Zealous and thorough in diagnosis and care, like a recent medical graduate or resident. Doctor ChatGPT is once again put to the test in a scientific study and overall earning a ‘promotion’ from the authors of the work, researchers at Mass General Brigham in the USA, who speak of “impressive accuracy” in the clinical decision-making process. He is young but has what it takes to grow, in other words their conclusion.

To be precise, according to the study, the accuracy of this chatbot to which a frontier of artificial intelligence, that of the Llm (Large-Language Model), was applied, was equal to 72% as regards the clinical decision-making process in its complex, from the identification of possible diagnoses to be evaluated, to the definition of the final diagnosis, up to decisions on the management of assistance. And ChatGpt performed “equally well” in both primary and emergency care and across all medical specialties. The research team’s findings were published in the ‘Journal of Medical Internet Research’.

Our paper, explains the study’s corresponding author, Marc Succi, “comprehensively evaluates decision support via ChatGpt from the beginning of work with a patient through the entire care scenario, from differential diagnosis through testing, to diagnosis and management. There are no real benchmarks, but we estimate that this performance is at the level of someone who has just graduated from medical school, as an intern, or a resident. This tells us that LLMs in general have the potential to be an empowering tool for the practice of medicine and to support clinical decision-making with precision.The study shows how these models could be used in clinical counseling and decision-making.Succi and his team tested a hypothesis: that ChatGpt may be able to process an entire clinical encounter with a patient and recommend a diagnostic workup, decide the course of clinical management and ultimately formulate the final diagnosis.

As part of the research, ChatGpt was first asked to come up with a set of possible or differential diagnoses based on the patient’s initial information, which included age, gender, symptoms, and whether the case was an emergency. He was then provided with additional information and asked to make management decisions and provide a final diagnosis, simulating the entire process of seeing a real patient. The team compared the accuracy of ChatGpt across differential diagnosis, diagnostic testing, final diagnosis and management in a blinded structured trial, awarding points for correct answers and using tools to evaluate the relationship between ChatGpt performance and demographic information present in 36 cartoons.

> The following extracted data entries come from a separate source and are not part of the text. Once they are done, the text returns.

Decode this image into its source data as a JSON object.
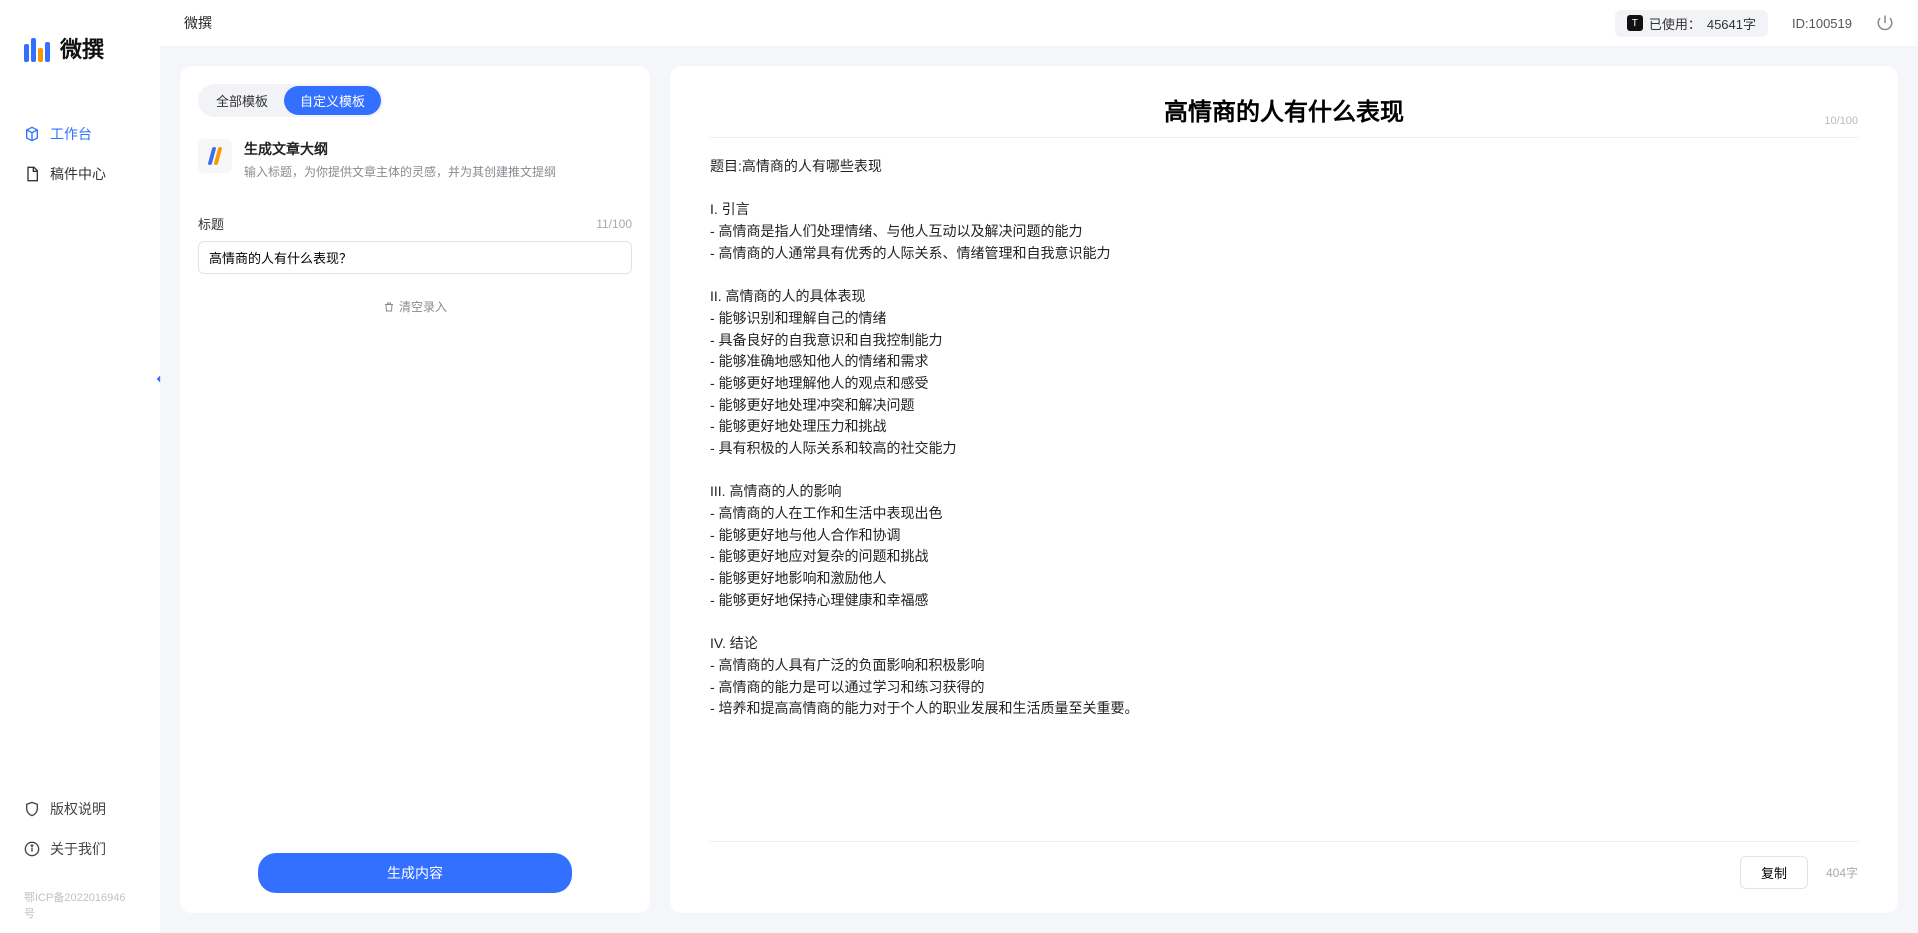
{
  "brand": {
    "name": "微撰"
  },
  "topbar": {
    "title": "微撰",
    "usage_prefix": "已使用：",
    "usage_value": "45641字",
    "id_label": "ID:100519"
  },
  "sidebar": {
    "items": [
      {
        "label": "工作台",
        "icon": "cube-icon",
        "active": true
      },
      {
        "label": "稿件中心",
        "icon": "document-icon",
        "active": false
      }
    ],
    "bottom": [
      {
        "label": "版权说明",
        "icon": "shield-icon"
      },
      {
        "label": "关于我们",
        "icon": "info-icon"
      }
    ],
    "icp": "鄂ICP备2022016946号"
  },
  "left": {
    "tabs": [
      {
        "label": "全部模板",
        "active": false
      },
      {
        "label": "自定义模板",
        "active": true
      }
    ],
    "template": {
      "title": "生成文章大纲",
      "desc": "输入标题，为你提供文章主体的灵感，并为其创建推文提纲"
    },
    "field": {
      "label": "标题",
      "counter": "11/100",
      "value": "高情商的人有什么表现？"
    },
    "clear_label": "清空录入",
    "generate_label": "生成内容"
  },
  "right": {
    "title": "高情商的人有什么表现",
    "title_counter": "10/100",
    "body": "题目:高情商的人有哪些表现\n\nI. 引言\n- 高情商是指人们处理情绪、与他人互动以及解决问题的能力\n- 高情商的人通常具有优秀的人际关系、情绪管理和自我意识能力\n\nII. 高情商的人的具体表现\n- 能够识别和理解自己的情绪\n- 具备良好的自我意识和自我控制能力\n- 能够准确地感知他人的情绪和需求\n- 能够更好地理解他人的观点和感受\n- 能够更好地处理冲突和解决问题\n- 能够更好地处理压力和挑战\n- 具有积极的人际关系和较高的社交能力\n\nIII. 高情商的人的影响\n- 高情商的人在工作和生活中表现出色\n- 能够更好地与他人合作和协调\n- 能够更好地应对复杂的问题和挑战\n- 能够更好地影响和激励他人\n- 能够更好地保持心理健康和幸福感\n\nIV. 结论\n- 高情商的人具有广泛的负面影响和积极影响\n- 高情商的能力是可以通过学习和练习获得的\n- 培养和提高高情商的能力对于个人的职业发展和生活质量至关重要。",
    "copy_label": "复制",
    "word_count": "404字"
  }
}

The task in which ChatGpt performed best was the final diagnosis for which it achieved an accuracy of 77%. While the lowest performances were in differential diagnoses (60%). And it was only 68% accurate in clinical management decisions, such as figuring out which drugs to treat the patient with after arriving at the correct diagnosis. Any other details from the study? ChatGpt showed no gender bias. In short, it was also politically correct.

“Instead, he fought a bit with differential diagnosis. This tells us where” flesh and blood “doctors are truly expert and bring their maximum added value”, reflects Succi. However, the authors point out that further background research and regulatory guidance is needed before tools such as ChatGPT can be considered for integration into clinical care. “Mass General Brigham sees great promise for LLMs and their contributions to improving health care delivery and the physician experience,” concludes co-author Adam Landman. “We are currently evaluating solutions that help with clinical documentation and drafting responses to patient messages.”